Água para todos | Juliana Monachesi

Eduardo Srur, Pazé e Sonia Guggisberg integram a exposição “Mergulhos”, como resultado do convite pelo Sesc Pinheiros para desenvolverem trabalhos especialmente sobre o tema do projeto Sesc Verão 2007, “Esporte para Todos”, _que ocorre durante dois meses em todas as unidades do Estado de São Paulo, com o objetivo de divulgar e incentivar a cultura da prática esportiva.

Os três artistas têm marcantes trabalhos de arte pública em suas trajetórias. Srur realizou intervenções em um edifício da av. Doutor Arnaldo e no rio Pinheiros; Pazé criou uma obra circulante para o centro de São Paulo; Guggisberg instalou esculturas de grandes dimensões em quatro regiões da cidade. E os três, ao responder ao convite do Sesc, optaram por utilizar a piscina e a relação estabelecida entre o corpo dos usuários e a natação como ponto de partida para suas criações.

A piscina pública é a praia dos paulistanos. Eduardo Srur propõe um jogo pictórico e conceitual ao dispor mais de 20 pranchas suspensas no ar em uma onda imaginária que se estende da sala de exposição até o teto da piscina. A instalação, intitulada “Surf-ar”, reúne, como em outras instalações do artista, o prazer visual e o conteúdo político: da piscina ou da sala, e até do restaurante, as pessoas têm perspectivas diversas para apreciar a obra, enquanto a síntese entre praia e piscina chama a atenção para a existência de espaços democráticos de lazer em São Paulo.

Pazé também investiga, por outro viés, a sociabilidade na água. Ponto de encontro e espaço para lazer, a piscina agrega _mais do que qualquer outra dependência do Sesc_ pessoas de todas as idades e procedências. No vídeo que o artista apresenta, que foi filmado em baixo d’água, na piscina do Sesc Vila Mariana, os diversos usos deste espaço são flagrados do ponto de vista de quem nada: a mãe com o bebê, as senhoras que se reúnem para fazer hidroginástica e conversar, crianças e adultos nadando, casais de namorados.

A visão submersa, naturalmente turvada pela densidade da água, vai revelando, com o decorrer do tempo, a distensão temporal que se experimenta na água. Os personagens do vídeo, cujas cabeças mal aparecem, são plenamente corporais: um devir-corpo, para usar a expressão de Deleuze. Na piscina, todos partilham sem problemas o espaço delimitado, mergulham em si mesmos, protagonizam inconscientemente uma dança delicada e mágica. O vídeo de Pazé é mágico e delicado, silencioso, introspectivo e meditativo. É como nadar.
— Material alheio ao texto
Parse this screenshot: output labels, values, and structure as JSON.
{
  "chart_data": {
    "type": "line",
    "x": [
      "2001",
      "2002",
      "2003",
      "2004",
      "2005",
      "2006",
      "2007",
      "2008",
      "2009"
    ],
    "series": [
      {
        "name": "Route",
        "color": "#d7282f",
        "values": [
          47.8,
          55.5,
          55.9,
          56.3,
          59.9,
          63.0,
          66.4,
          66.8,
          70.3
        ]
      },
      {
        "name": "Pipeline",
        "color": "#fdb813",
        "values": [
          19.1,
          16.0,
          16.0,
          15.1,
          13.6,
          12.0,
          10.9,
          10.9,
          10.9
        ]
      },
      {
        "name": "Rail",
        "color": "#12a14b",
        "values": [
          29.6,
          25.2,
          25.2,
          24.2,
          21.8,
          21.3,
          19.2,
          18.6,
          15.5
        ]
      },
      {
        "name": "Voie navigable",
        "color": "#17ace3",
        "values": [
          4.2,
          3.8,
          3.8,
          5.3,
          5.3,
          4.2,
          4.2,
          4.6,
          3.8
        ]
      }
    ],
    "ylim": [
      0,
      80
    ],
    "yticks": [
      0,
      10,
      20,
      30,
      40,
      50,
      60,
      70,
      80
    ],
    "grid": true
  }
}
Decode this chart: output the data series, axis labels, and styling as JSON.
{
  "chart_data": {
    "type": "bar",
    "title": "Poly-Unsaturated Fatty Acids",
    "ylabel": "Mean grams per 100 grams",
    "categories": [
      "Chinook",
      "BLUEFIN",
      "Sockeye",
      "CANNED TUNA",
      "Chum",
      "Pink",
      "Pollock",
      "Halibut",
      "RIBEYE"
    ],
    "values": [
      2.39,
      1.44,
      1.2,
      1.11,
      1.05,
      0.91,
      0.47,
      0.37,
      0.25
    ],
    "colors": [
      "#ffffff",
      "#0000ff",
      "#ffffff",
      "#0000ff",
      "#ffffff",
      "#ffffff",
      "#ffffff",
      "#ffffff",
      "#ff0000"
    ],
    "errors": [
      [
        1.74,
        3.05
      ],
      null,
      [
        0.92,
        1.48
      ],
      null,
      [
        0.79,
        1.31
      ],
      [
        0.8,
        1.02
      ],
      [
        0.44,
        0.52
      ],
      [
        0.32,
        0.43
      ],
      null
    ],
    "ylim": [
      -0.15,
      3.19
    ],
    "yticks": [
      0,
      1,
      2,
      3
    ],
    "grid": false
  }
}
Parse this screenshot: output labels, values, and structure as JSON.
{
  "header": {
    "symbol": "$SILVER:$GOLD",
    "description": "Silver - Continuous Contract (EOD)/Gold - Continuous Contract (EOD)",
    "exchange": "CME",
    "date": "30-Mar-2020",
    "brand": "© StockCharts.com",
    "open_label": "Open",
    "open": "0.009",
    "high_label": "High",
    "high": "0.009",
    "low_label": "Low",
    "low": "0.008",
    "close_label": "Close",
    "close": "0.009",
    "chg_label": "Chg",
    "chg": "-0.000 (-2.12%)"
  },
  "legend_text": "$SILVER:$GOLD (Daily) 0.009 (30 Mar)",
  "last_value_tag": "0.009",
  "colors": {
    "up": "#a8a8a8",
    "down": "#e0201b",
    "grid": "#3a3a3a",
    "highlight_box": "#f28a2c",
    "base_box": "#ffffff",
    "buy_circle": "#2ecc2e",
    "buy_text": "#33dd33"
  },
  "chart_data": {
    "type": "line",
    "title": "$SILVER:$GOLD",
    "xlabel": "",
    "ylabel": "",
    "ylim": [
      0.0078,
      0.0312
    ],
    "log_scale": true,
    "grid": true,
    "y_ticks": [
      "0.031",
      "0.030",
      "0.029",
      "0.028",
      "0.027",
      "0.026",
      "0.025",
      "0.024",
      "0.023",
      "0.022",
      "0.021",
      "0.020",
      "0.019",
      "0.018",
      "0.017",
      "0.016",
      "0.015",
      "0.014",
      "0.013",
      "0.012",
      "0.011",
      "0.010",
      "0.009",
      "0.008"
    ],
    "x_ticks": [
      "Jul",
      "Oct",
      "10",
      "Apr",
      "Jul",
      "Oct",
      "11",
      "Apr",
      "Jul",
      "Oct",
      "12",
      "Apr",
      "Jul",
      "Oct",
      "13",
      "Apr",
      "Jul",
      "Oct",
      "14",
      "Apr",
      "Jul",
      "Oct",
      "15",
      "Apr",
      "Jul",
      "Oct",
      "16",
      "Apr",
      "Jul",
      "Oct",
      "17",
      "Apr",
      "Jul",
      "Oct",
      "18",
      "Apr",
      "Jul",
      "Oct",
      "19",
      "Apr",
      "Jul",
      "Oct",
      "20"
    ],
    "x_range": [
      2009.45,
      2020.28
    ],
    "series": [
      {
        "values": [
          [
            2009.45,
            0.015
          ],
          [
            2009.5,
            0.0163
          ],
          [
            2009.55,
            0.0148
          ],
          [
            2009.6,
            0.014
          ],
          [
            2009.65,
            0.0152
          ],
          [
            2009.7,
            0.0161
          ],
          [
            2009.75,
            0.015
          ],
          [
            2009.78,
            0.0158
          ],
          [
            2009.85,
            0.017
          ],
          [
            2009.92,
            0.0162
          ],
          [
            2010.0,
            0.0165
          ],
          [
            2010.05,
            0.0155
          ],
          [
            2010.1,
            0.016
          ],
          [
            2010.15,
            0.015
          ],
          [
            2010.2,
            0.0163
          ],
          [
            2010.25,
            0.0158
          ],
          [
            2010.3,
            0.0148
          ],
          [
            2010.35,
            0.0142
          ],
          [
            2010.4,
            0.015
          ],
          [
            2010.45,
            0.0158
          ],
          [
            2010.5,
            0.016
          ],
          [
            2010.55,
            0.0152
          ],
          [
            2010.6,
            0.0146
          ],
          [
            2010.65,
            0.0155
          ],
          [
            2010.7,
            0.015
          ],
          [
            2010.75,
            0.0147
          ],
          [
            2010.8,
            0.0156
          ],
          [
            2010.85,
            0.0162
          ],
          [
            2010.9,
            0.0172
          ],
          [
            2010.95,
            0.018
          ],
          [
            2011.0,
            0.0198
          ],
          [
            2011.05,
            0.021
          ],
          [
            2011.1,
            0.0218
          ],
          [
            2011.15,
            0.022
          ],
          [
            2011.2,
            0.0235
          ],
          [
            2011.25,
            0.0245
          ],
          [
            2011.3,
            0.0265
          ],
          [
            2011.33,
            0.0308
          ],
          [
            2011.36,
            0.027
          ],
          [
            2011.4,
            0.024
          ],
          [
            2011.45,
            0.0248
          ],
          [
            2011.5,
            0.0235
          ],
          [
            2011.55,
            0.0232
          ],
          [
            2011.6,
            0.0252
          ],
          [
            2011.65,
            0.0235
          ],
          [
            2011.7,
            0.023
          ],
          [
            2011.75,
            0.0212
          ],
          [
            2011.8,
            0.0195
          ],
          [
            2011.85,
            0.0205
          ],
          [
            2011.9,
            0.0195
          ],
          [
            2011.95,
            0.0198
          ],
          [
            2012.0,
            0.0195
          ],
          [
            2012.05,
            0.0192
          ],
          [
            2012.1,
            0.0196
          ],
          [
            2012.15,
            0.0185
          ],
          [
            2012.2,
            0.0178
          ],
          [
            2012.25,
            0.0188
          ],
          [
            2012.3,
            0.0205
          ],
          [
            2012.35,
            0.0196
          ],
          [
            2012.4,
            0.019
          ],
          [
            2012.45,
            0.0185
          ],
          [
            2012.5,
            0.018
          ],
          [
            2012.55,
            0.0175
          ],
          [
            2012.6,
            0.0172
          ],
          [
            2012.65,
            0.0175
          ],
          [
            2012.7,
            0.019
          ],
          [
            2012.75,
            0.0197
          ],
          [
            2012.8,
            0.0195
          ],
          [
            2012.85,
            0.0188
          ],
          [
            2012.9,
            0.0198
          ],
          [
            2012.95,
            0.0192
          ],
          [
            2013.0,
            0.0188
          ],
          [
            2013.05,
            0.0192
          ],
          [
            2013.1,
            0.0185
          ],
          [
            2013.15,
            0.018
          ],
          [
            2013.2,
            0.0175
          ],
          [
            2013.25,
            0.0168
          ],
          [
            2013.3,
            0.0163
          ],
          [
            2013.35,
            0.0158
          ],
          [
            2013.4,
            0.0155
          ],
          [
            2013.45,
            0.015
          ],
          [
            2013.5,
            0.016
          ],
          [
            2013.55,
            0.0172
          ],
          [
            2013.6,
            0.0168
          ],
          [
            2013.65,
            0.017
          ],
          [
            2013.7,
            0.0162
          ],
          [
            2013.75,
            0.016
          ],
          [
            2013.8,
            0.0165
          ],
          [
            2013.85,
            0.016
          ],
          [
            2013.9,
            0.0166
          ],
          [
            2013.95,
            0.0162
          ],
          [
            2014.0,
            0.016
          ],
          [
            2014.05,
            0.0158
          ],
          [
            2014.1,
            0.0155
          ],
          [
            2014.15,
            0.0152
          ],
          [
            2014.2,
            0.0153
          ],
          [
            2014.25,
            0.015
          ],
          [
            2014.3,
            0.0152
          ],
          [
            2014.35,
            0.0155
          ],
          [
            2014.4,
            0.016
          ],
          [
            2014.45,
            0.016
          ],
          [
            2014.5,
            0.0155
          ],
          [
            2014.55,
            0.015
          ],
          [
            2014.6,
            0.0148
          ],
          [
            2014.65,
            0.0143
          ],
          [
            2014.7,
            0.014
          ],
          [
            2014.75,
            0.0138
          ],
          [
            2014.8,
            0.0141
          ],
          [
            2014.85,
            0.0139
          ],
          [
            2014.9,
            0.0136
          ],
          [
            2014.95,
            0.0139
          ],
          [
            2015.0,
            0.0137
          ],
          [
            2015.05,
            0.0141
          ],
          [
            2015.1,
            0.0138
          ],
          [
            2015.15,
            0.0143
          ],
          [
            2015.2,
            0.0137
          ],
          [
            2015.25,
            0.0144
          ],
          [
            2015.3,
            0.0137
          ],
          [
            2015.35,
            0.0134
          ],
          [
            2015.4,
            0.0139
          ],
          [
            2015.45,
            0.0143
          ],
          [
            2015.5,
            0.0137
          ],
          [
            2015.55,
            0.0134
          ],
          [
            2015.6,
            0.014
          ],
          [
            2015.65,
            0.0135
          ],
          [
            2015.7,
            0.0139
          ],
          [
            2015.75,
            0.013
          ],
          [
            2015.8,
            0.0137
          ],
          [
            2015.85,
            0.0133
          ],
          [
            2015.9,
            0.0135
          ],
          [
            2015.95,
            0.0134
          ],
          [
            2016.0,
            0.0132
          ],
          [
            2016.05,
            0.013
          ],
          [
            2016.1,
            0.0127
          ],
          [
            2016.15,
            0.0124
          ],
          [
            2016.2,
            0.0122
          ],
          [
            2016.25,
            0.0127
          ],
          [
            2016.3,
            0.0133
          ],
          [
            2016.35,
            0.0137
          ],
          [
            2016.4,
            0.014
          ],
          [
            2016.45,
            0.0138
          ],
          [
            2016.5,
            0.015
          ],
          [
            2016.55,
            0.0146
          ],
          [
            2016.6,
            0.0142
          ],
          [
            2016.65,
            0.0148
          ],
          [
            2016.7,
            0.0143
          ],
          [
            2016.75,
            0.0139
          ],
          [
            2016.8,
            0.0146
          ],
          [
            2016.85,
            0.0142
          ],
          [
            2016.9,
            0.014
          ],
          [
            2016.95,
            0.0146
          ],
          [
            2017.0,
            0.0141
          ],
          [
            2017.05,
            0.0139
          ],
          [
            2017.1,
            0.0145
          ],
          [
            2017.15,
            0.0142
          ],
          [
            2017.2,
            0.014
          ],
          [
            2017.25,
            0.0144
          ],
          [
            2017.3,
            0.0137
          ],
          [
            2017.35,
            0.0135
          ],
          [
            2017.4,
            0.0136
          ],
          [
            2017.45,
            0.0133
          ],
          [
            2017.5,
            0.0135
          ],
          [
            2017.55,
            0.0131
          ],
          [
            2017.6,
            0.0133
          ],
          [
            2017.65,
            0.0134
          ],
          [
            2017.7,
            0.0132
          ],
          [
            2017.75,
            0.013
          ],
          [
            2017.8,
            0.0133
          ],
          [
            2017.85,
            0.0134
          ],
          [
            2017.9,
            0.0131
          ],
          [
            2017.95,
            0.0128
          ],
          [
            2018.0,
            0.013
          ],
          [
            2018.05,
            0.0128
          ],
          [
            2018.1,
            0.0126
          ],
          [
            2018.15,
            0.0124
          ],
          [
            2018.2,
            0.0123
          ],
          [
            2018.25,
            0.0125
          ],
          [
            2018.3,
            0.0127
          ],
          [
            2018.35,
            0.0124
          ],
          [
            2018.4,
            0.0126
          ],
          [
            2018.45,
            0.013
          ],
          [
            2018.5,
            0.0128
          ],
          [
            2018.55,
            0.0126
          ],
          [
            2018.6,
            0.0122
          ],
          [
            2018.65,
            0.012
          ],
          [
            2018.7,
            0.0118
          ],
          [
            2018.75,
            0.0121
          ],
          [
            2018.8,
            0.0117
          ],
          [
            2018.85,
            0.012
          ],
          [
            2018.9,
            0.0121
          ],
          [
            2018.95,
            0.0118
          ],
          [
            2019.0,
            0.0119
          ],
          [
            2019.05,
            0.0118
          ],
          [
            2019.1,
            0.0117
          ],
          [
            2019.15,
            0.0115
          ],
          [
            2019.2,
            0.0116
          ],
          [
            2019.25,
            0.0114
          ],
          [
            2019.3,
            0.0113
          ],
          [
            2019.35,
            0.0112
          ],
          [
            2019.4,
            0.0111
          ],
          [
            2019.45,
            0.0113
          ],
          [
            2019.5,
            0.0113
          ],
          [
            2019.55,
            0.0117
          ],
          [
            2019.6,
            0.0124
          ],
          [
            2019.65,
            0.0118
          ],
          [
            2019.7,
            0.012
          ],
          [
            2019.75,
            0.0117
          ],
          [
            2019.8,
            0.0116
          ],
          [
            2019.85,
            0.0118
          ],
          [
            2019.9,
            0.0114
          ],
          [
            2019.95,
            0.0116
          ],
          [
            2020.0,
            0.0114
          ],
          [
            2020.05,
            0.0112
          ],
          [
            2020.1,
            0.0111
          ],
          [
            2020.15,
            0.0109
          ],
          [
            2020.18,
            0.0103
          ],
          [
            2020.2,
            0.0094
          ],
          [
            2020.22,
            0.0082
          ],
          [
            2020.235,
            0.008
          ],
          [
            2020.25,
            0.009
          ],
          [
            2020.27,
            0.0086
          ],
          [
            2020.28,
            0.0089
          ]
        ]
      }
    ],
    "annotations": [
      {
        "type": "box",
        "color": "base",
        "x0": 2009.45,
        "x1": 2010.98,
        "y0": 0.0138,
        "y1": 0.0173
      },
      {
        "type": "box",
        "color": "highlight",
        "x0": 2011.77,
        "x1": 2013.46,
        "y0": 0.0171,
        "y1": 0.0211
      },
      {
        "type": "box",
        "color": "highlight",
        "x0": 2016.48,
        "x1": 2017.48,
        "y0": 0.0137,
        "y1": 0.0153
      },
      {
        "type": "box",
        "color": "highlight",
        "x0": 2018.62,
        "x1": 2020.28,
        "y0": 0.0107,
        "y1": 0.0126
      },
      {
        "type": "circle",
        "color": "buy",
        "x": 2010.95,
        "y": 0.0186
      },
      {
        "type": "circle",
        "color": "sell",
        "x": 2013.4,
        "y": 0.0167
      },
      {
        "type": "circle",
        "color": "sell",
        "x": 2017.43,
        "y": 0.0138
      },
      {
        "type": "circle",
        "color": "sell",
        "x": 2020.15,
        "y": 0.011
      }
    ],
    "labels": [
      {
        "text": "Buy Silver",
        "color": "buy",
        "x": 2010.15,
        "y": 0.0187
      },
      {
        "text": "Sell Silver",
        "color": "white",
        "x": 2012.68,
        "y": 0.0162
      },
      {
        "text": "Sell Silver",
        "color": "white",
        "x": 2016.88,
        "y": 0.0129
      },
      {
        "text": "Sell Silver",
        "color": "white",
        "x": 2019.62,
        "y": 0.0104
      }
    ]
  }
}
Sonia Guggisberg flagra esse contexto pelo avesso. Nos objetos, com imagens de uma nadadora contidas em bolhas de plástico, assim como no vídeo projetado no chão que mostra um nadador esforçando-se para se mover na piscina, a questão da imobilidade é frisada. O nadador tem seus movimentos contidos por uma corda: ele nada e nada até a exaustão sem sair do lugar. A nadadora está também restrita em seus movimentos, além de aprisionada dentro da bolha.

Conhecida por trabalhar sempre com materiais moles em suas esculturas, que ganham configurações diferentes a cada vez em que são expostas, a artista insere no trabalho a figura humana paradoxalmente imóvel. A água serve aqui como metáfora de seu revés. Fluxo e refluxo convivem nesse conjunto de obras de Sonia Guggisberg, uma vez que elas tratam da ilusão contemporânea de mobilidade constante. Movimenta-se muito para deslocar-se muito pouco.

“Mergulhos” reúne obras que ativam a imaginação do visitante e o colocam em um transe semelhante àqueles experimentados quando se está debaixo d’água: suspensão dos pensamentos e deleite, ou plena ação cerebral e insights reveladores.